A six-month-old boy who was prescribed an antiviral drug to treat Covid experienced a bizarre reaction: his dark brown eyes turned a brilliant blue within 18 hours of therapy.
The nameless child from Thailand was given favipiravir, a drug commonly used against influenza and Ebola that is approved as a Covid treatment in parts of Asia but not yet in the US.
Doctors in Bangkok who treated the infant said the antiviral drug had been released a fluorescent chemical that accumulated in the boy’s cornea.
While the boy’s eyes changed shade soon after treatment, they returned to their natural color five days after stopping the medication.

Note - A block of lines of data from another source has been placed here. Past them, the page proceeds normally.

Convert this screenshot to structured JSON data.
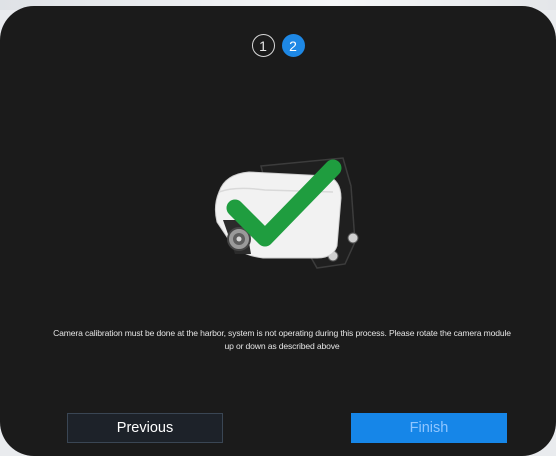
{
  "wizard": {
    "steps": [
      {
        "label": "1",
        "state": "completed"
      },
      {
        "label": "2",
        "state": "active"
      }
    ],
    "illustration": {
      "subject": "camera-module",
      "overlay_icon": "checkmark-icon",
      "colors": {
        "camera_body": "#f2f2f2",
        "bracket": "#1f1f1f",
        "check": "#1f9d3f"
      }
    },
    "message_line1": "Camera calibration must be done at the harbor, system is not operating during this process. Please rotate the camera module",
    "message_line2": "up or down as described above",
    "buttons": {
      "previous_label": "Previous",
      "finish_label": "Finish"
    }
  },
  "colors": {
    "dialog_background": "#1b1b1b",
    "accent": "#1e88e5",
    "finish_button": "#1686e8",
    "finish_text": "#8fc6ff",
    "previous_border": "#3a4654"
  }
}
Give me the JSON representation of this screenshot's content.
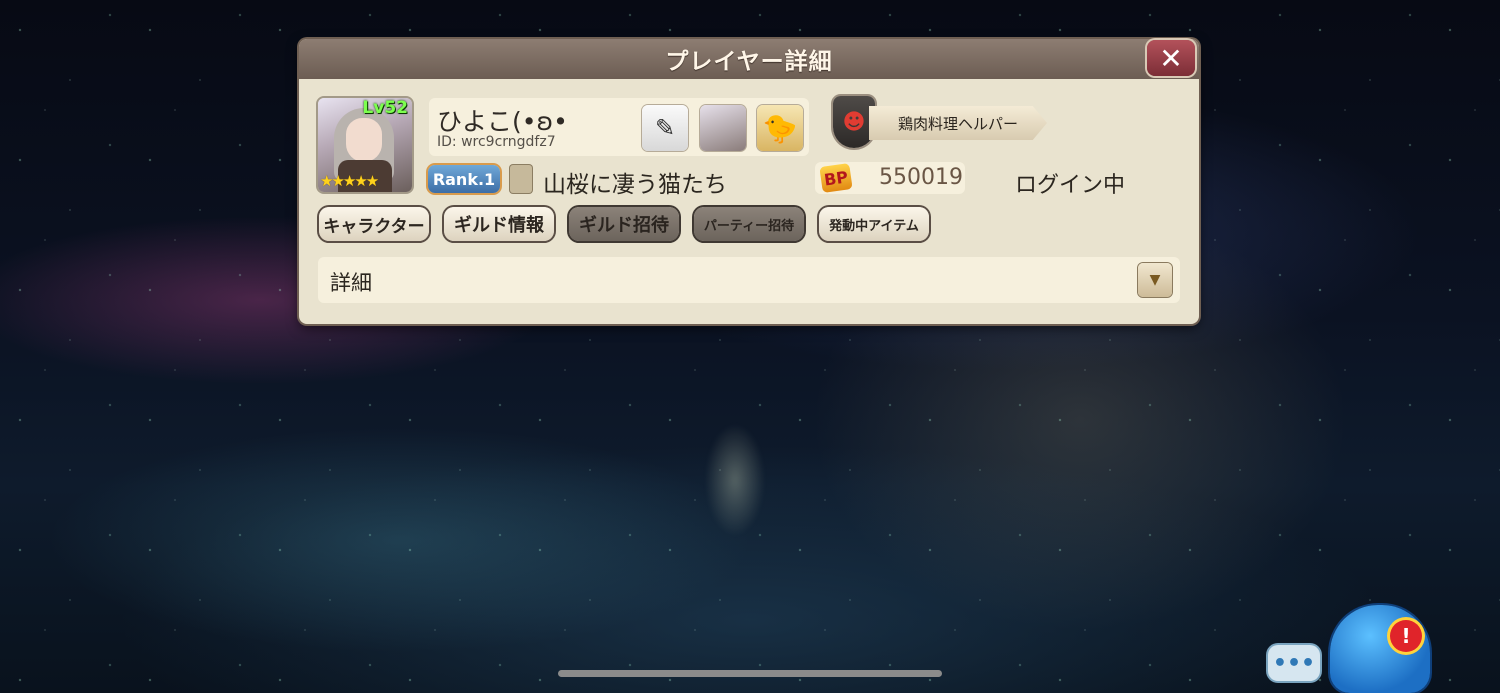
{
  "dialog": {
    "title": "プレイヤー詳細",
    "close_label": "✕"
  },
  "player": {
    "level": "Lv52",
    "rarity_stars": "★★★★★",
    "name": "ひよこ(•ʚ•",
    "id": "ID: wrc9crngdfz7",
    "rank": "Rank.1",
    "guild_name": "山桜に凄う猫たち",
    "title_badge": "鶏肉料理ヘルパー",
    "bp_icon": "BP",
    "bp_value": "550019",
    "status": "ログイン中"
  },
  "icons": {
    "edit": "pen-icon",
    "chick": "🐤",
    "shield": "devil-shield-icon"
  },
  "buttons": {
    "character": "キャラクター",
    "guild_info": "ギルド情報",
    "guild_invite": "ギルド招待",
    "party_invite": "パーティー招待",
    "active_items": "発動中アイテム"
  },
  "detail": {
    "label": "詳細",
    "toggle": "▼"
  },
  "overlay": {
    "chat": "•••",
    "alert": "!"
  }
}
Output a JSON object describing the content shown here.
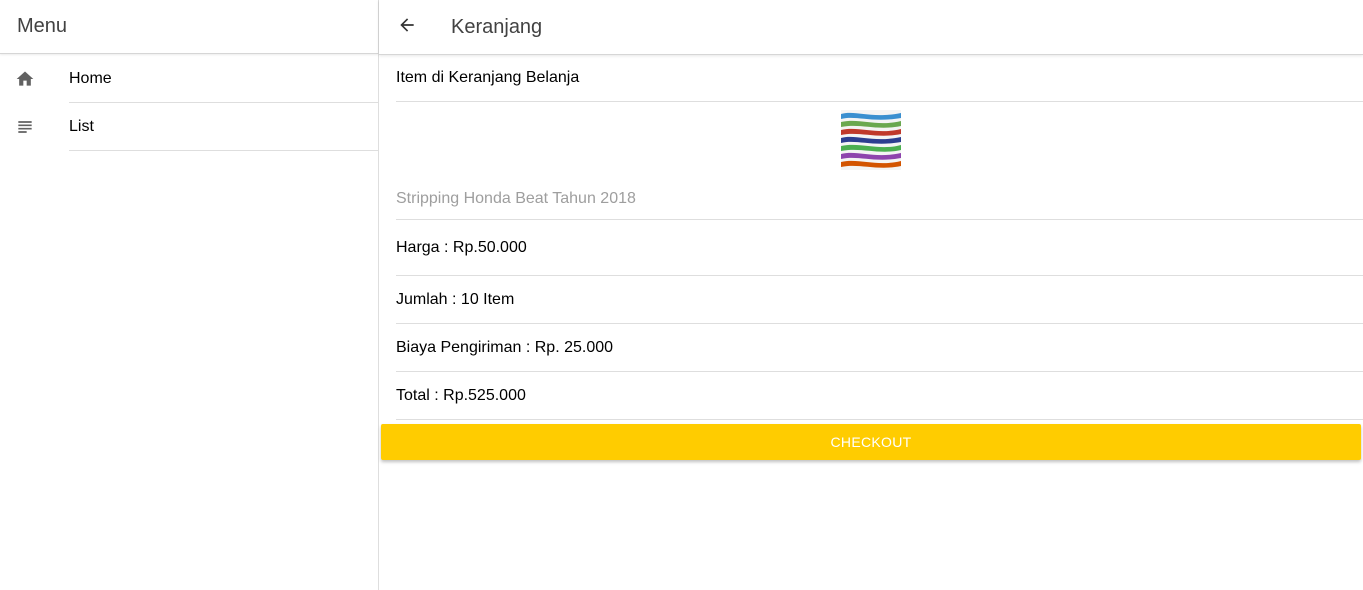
{
  "sidebar": {
    "title": "Menu",
    "items": [
      {
        "label": "Home",
        "icon": "home-icon"
      },
      {
        "label": "List",
        "icon": "list-icon"
      }
    ]
  },
  "header": {
    "back_icon": "arrow-left-icon",
    "title": "Keranjang"
  },
  "cart": {
    "heading": "Item di Keranjang Belanja",
    "product_name": "Stripping Honda Beat Tahun 2018",
    "price": "Harga : Rp.50.000",
    "quantity": "Jumlah : 10 Item",
    "shipping": "Biaya Pengiriman : Rp. 25.000",
    "total": "Total : Rp.525.000"
  },
  "actions": {
    "checkout_label": "CHECKOUT"
  },
  "colors": {
    "accent": "#ffcc00",
    "muted_text": "#9e9e9e",
    "divider": "#dedede"
  }
}
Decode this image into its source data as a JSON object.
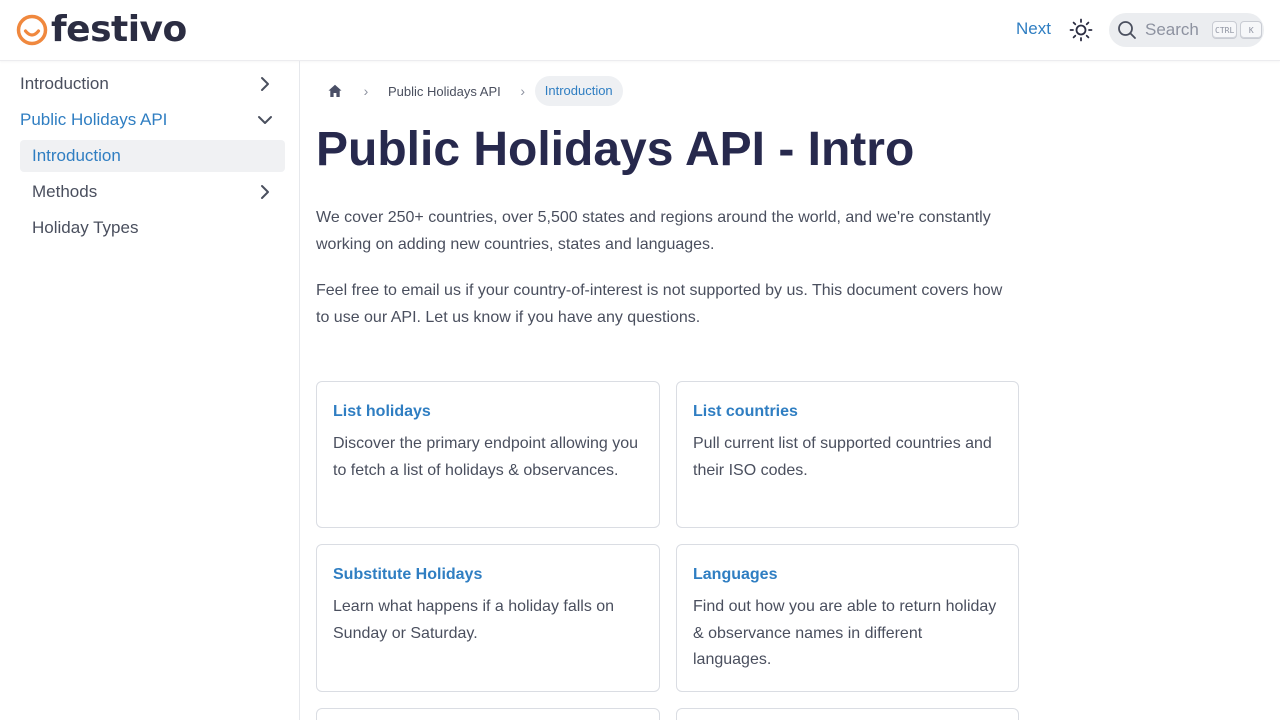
{
  "navbar": {
    "brand": "festivo",
    "next_label": "Next",
    "search_placeholder": "Search",
    "shortcut_keys": [
      "CTRL",
      "K"
    ]
  },
  "sidebar": {
    "items": [
      {
        "label": "Introduction"
      },
      {
        "label": "Public Holidays API"
      },
      {
        "label": "Introduction"
      },
      {
        "label": "Methods"
      },
      {
        "label": "Holiday Types"
      }
    ]
  },
  "breadcrumb": {
    "link": "Public Holidays API",
    "current": "Introduction"
  },
  "page": {
    "title": "Public Holidays API - Intro",
    "paragraphs": [
      "We cover 250+ countries, over 5,500 states and regions around the world, and we're constantly working on adding new countries, states and languages.",
      "Feel free to email us if your country-of-interest is not supported by us. This document covers how to use our API. Let us know if you have any questions."
    ]
  },
  "cards": [
    {
      "title": "List holidays",
      "desc": "Discover the primary endpoint allowing you to fetch a list of holidays & observances."
    },
    {
      "title": "List countries",
      "desc": "Pull current list of supported countries and their ISO codes."
    },
    {
      "title": "Substitute Holidays",
      "desc": "Learn what happens if a holiday falls on Sunday or Saturday."
    },
    {
      "title": "Languages",
      "desc": "Find out how you are able to return holiday & observance names in different languages."
    }
  ],
  "colors": {
    "accent": "#2f7ec2",
    "title": "#27294d",
    "logo_orange": "#f0883e",
    "active_bg": "#f0f1f3"
  },
  "icons": [
    "festivo-logo-icon",
    "sun-icon",
    "search-icon",
    "chevron-right-icon",
    "chevron-down-icon",
    "home-icon"
  ]
}
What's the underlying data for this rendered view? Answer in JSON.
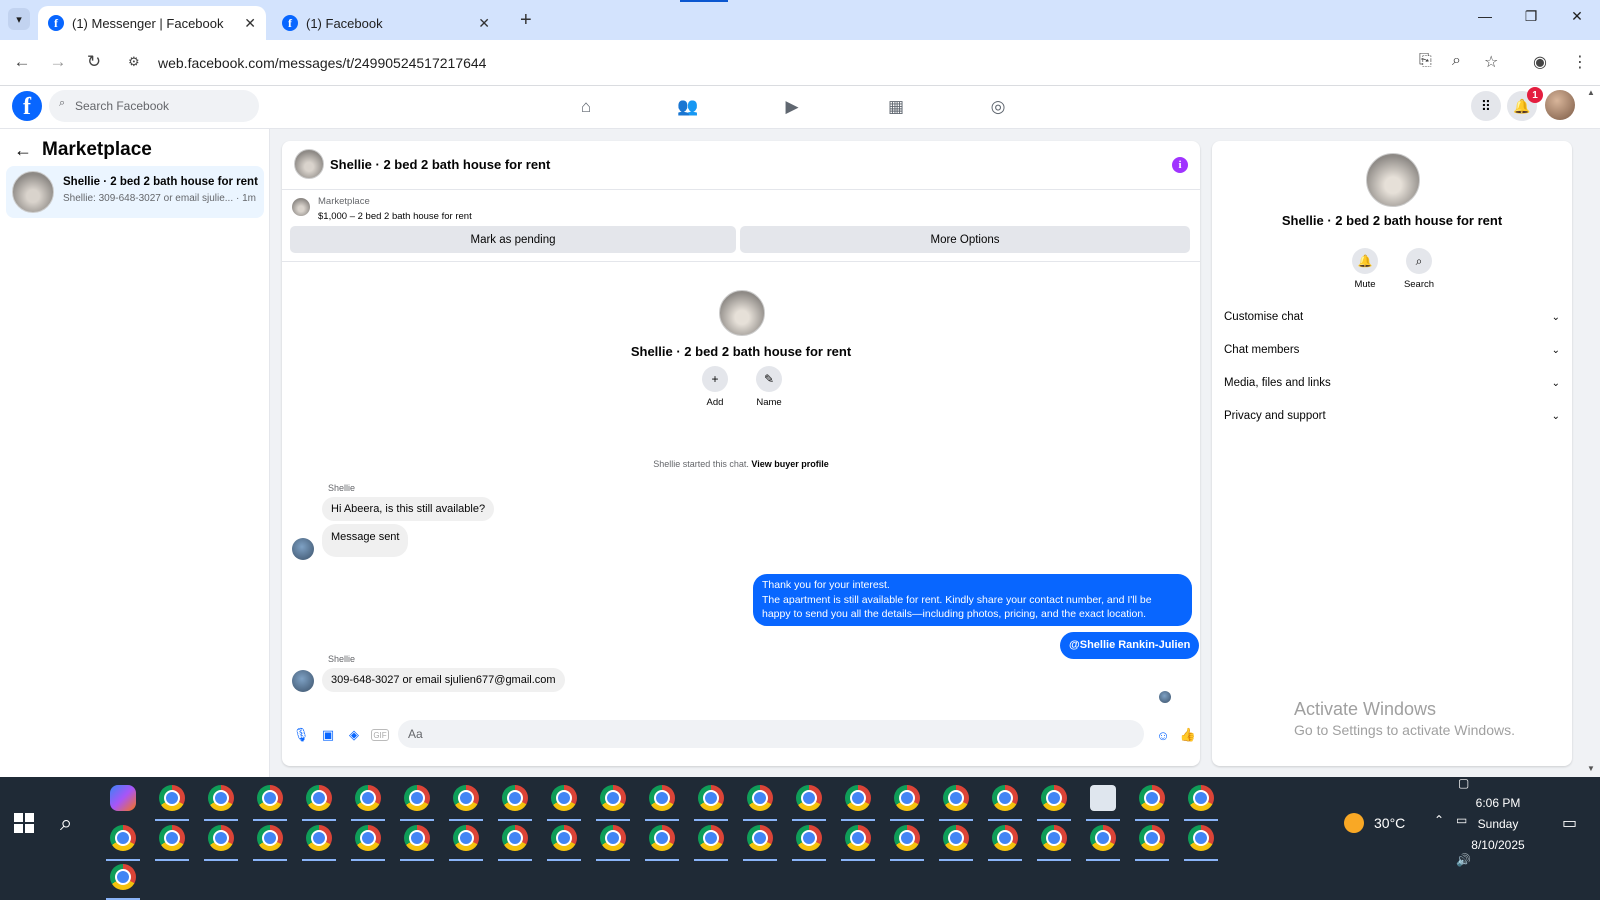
{
  "browser": {
    "tabs": [
      {
        "title": "(1) Messenger | Facebook",
        "active": true
      },
      {
        "title": "(1) Facebook",
        "active": false
      }
    ],
    "url": "web.facebook.com/messages/t/24990524517217644"
  },
  "fb_header": {
    "search_placeholder": "Search Facebook",
    "notification_count": "1",
    "nav_icons": [
      "home-icon",
      "friends-icon",
      "video-icon",
      "marketplace-icon",
      "groups-icon"
    ]
  },
  "sidebar": {
    "title": "Marketplace",
    "conversation": {
      "title": "Shellie · 2 bed 2 bath house for rent",
      "preview": "Shellie: 309-648-3027 or email sjulie...",
      "time": "· 1m"
    }
  },
  "chat": {
    "title": "Shellie · 2 bed 2 bath house for rent",
    "marketplace_label": "Marketplace",
    "listing_price": "$1,000 – 2 bed 2 bath house for rent",
    "mark_pending_label": "Mark as pending",
    "more_options_label": "More Options",
    "intro_title": "Shellie · 2 bed 2 bath house for rent",
    "add_label": "Add",
    "name_label": "Name",
    "started_text": "Shellie started this chat.",
    "view_buyer_profile": "View buyer profile",
    "messages": [
      {
        "sender": "Shellie",
        "text": "Hi Abeera, is this still available?"
      },
      {
        "sender": "",
        "text": "Message sent"
      },
      {
        "sender": "me",
        "lines": [
          "Thank you for your interest.",
          "The apartment is still available for rent. Kindly share your contact number, and I'll be",
          "happy to send you all the details—including photos, pricing, and the exact location."
        ]
      },
      {
        "sender": "me",
        "text": "@Shellie Rankin-Julien"
      },
      {
        "sender": "Shellie",
        "text": "309-648-3027  or email sjulien677@gmail.com"
      }
    ],
    "composer_placeholder": "Aa"
  },
  "right_panel": {
    "title": "Shellie · 2 bed 2 bath house for rent",
    "mute_label": "Mute",
    "search_label": "Search",
    "sections": [
      "Customise chat",
      "Chat members",
      "Media, files and links",
      "Privacy and support"
    ]
  },
  "watermark": {
    "line1": "Activate Windows",
    "line2": "Go to Settings to activate Windows."
  },
  "taskbar": {
    "weather": "30°C",
    "time": "6:06 PM",
    "day": "Sunday",
    "date": "8/10/2025"
  }
}
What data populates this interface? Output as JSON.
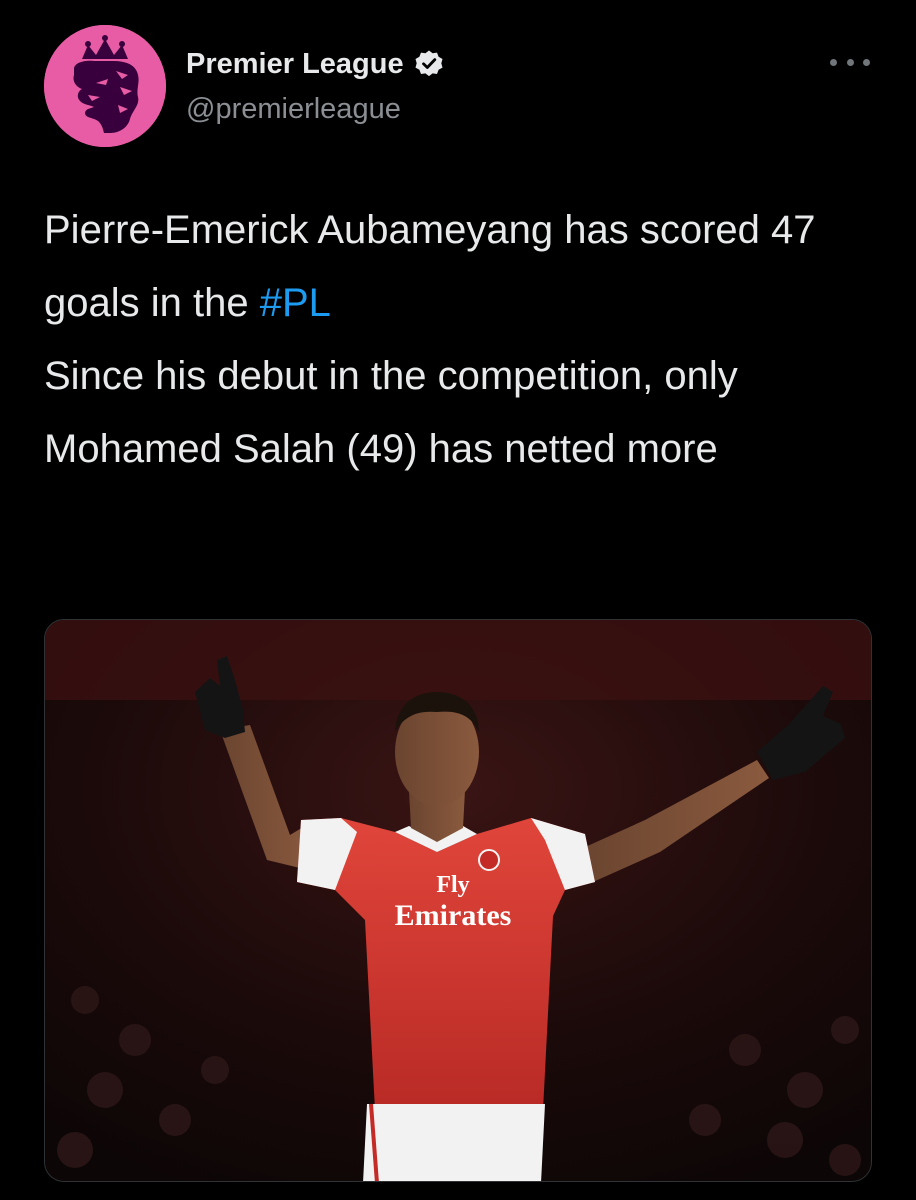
{
  "account": {
    "display_name": "Premier League",
    "handle": "@premierleague",
    "avatar_icon": "premier-league-lion-icon",
    "verified_icon": "verified-badge-icon",
    "avatar_color": "#e85ca6"
  },
  "tweet": {
    "paragraph1_text": "Pierre-Emerick Aubameyang has scored 47 goals in the ",
    "hashtag": "#PL",
    "paragraph2_text": "Since his debut in the competition, only Mohamed Salah (49) has netted more"
  },
  "media": {
    "shirt_sponsor_line1": "Fly",
    "shirt_sponsor_line2": "Emirates"
  },
  "menu_icon": "more-options-icon",
  "colors": {
    "background": "#000000",
    "text": "#e7e9ea",
    "secondary_text": "#8b8f94",
    "link": "#1d9bf0",
    "shirt_red": "#d8322f"
  }
}
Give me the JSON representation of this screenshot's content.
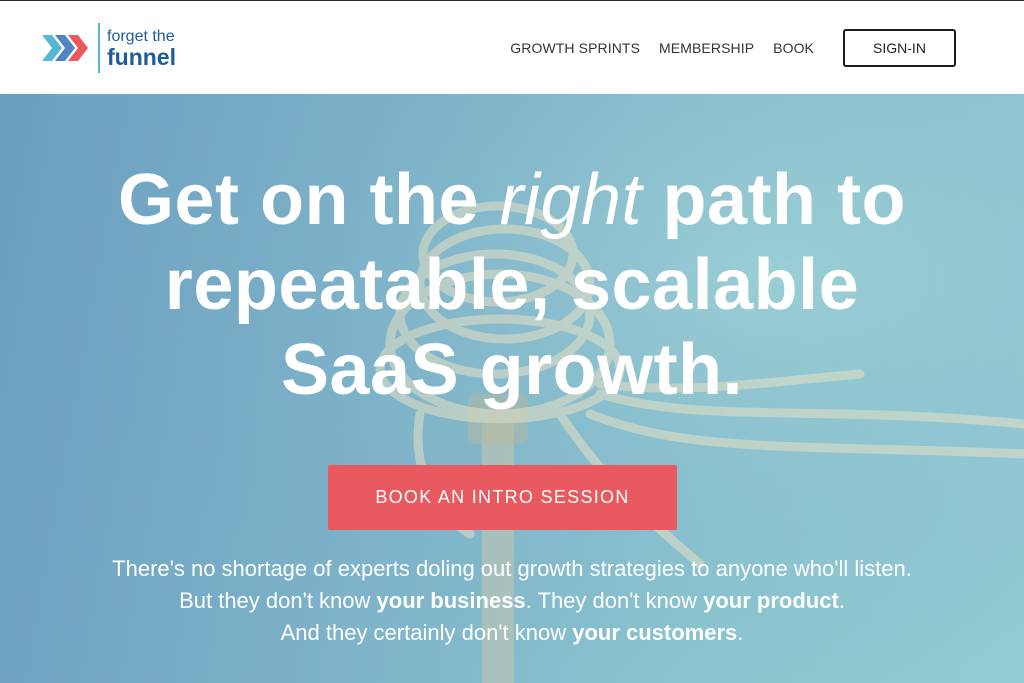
{
  "brand": {
    "logo_small": "forget the",
    "logo_big": "funnel",
    "colors": {
      "chevron_teal": "#5ab7d4",
      "chevron_blue": "#4f86c6",
      "chevron_red": "#e85a5f",
      "logo_text": "#1e5c9a"
    }
  },
  "nav": {
    "items": [
      {
        "label": "GROWTH SPRINTS"
      },
      {
        "label": "MEMBERSHIP"
      },
      {
        "label": "BOOK"
      }
    ],
    "signin_label": "SIGN-IN"
  },
  "hero": {
    "headline": {
      "line1_a": "Get on the ",
      "line1_em": "right",
      "line1_b": " path to",
      "line2": "repeatable, scalable",
      "line3": "SaaS growth."
    },
    "cta_label": "BOOK AN INTRO SESSION",
    "cta_color": "#e85a5f",
    "copy": {
      "line1": "There's no shortage of experts doling out growth strategies to anyone who'll listen.",
      "line2_a": "But they don't know ",
      "line2_b1": "your business",
      "line2_c": ". They don't know ",
      "line2_b2": "your product",
      "line2_d": ".",
      "line3_a": "And they certainly don't know ",
      "line3_b": "your customers",
      "line3_c": "."
    }
  }
}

The six-month-old boy’s eyes are naturally dark brown. He was diagnosed with Covid and received favipiravir as treatment – making him the youngest patient to receive the drug
Just 18 hours after the first dose, the boy’s mother noticed that his eyes were turning a bright blue color
In Thailand, favipiravir is the main antiviral given to children infected with SARS-CoV-2.
The most common side effects of treatment include an increase in body uric acid, diarrhea and decreased white blood cell counts, which account for about 20 percent of adverse events.
Favipiravir is approved in Japan, Russia, Ukraine, Uzbekistan, Moldova and Kazakhstan and received emergency use approval in Italy in 2020.
The US began testing the drug in April 2020 with a small group of 50 people at Brigham and Women’s Hospital, Massachusetts General Hospital and the University of Massachusetts Medical School.
However, the Food and Drug Administration (FDA) has not yet approved favipiravir in the United States.
The report on the infant was published in April 2023, but the exact date of the side effect is unknown.
On the first day he received 82 milligrams and 18 hours later his mother noticed the change in eye color.
“No bluish discoloration was observed in other areas such as skin, nails, or oral and nasal mucosa.” “Symptoms improved after three days of favipiravir therapy,” the researchers wrote in the study Study published in the journal Frontiers in pediatrics.
After completion of the treatment, an eye examination was performed.
“The patient was able to fix and track the light in all directions,” the study states.
Researchers wrote that this fluorescence “could be due to the drug, its metabolites, or additional tablet ingredients such as titanium dioxide and yellow iron oxide.”
Several medications can affect the eye, including nonsteroidal anti-inflammatory drugs, blood thinners, and antihistamines.
A class of drugs called prostaglandins, used to treat glaucoma, has the side effect of permanently darkening the color of the iris.
A 2021 study reports the case of a 20-year-old man in India who suffered the exact same eye color change
He was given favipiravir and on the second day he noticed a discolouration in his eyes – the same deep blue that returned to a natural brown once treatment was stopped
Doctors also noted that the cornea was clear with no bluish corneal tone, and no blue pigment deposits were observed on the surface of the iris or anterior lens capsule.
Although the boy is the youngest patient to receive the treatment, he’s not the first to experience the bizarre side effect.
A 2021 study reports the case of a 20-year-old man in India who suffered the exact eye color change.
He was given favipiravir and on the second day he noticed a discolouration in his eyes – the same deep blue that returned to a natural brown once treatment was stopped.
“We assumed that the bluish corneal staining could be related to favipiravir and advised the patient to stop using favipiravir immediately.” assumed,” reads the article, published by a team from Medicine Healthway Hospitals in India.
Following this case, the team combed through the literature to find other cases, but concluded that this man was the first case in which favipiravir caused a bluish discoloration of the cornea.